Question

How do you solve `\frac { 2x } { 2} + \frac { 2} { x } = \frac { 6} { 2x }`?

Answer 1

`x={-1,1}`

Explanation:

`"given "(2x)/2+2/x=6/(2x)`

`color(red)(x/x)*(2x)/2+color(blue)(2/2).2/x=6/(2x)`

`(2x^2)/(2x)+4/(2x)=6/(2x)`

`1/(cancel(2x))(2x^2+4)=6/(cancel(2x))`

`2x^2+4=6`

`2x^2=6-4`

`cancel(2)x^2=cancel(2)`

`x^2=1`

`sqrt x^2=sqrt 1`

`x={-1,1}`

Answer 2

`x = +-1`

Explanation:

In an equation which has fractions, you can always get rid of the fractions immediately by multiplying each term by the LCM of the denominators so you can cancel the denominators.

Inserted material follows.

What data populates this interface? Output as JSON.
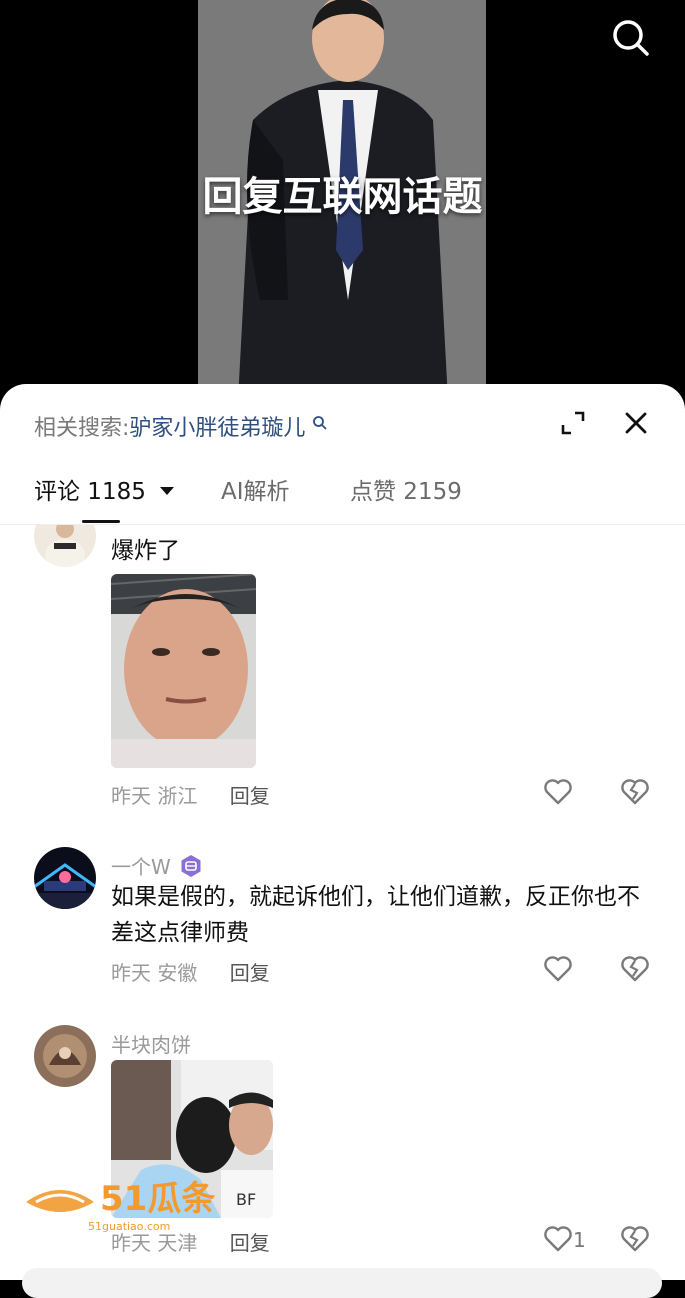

In this case it will be `color(blue)(2x)`.

`(2x)/2 +2/x = 6/(2x)`

`(color(blue)(cancel2x)xx2x)/cancel2 +(color(blue)(2cancelx)xx2)/cancelx = (color(blue)cancel(2x)xx6)/cancel(2x)`

`2x^2 +4 = 6`

`2x^2 = 6-4`

`2x^2 =2" "larr div 2`

`x^2 = 1" "larr` find the square root of both sides

`x = +-1`

Note that bother of these can be used as solutions because they will not make the denominators equal to 0.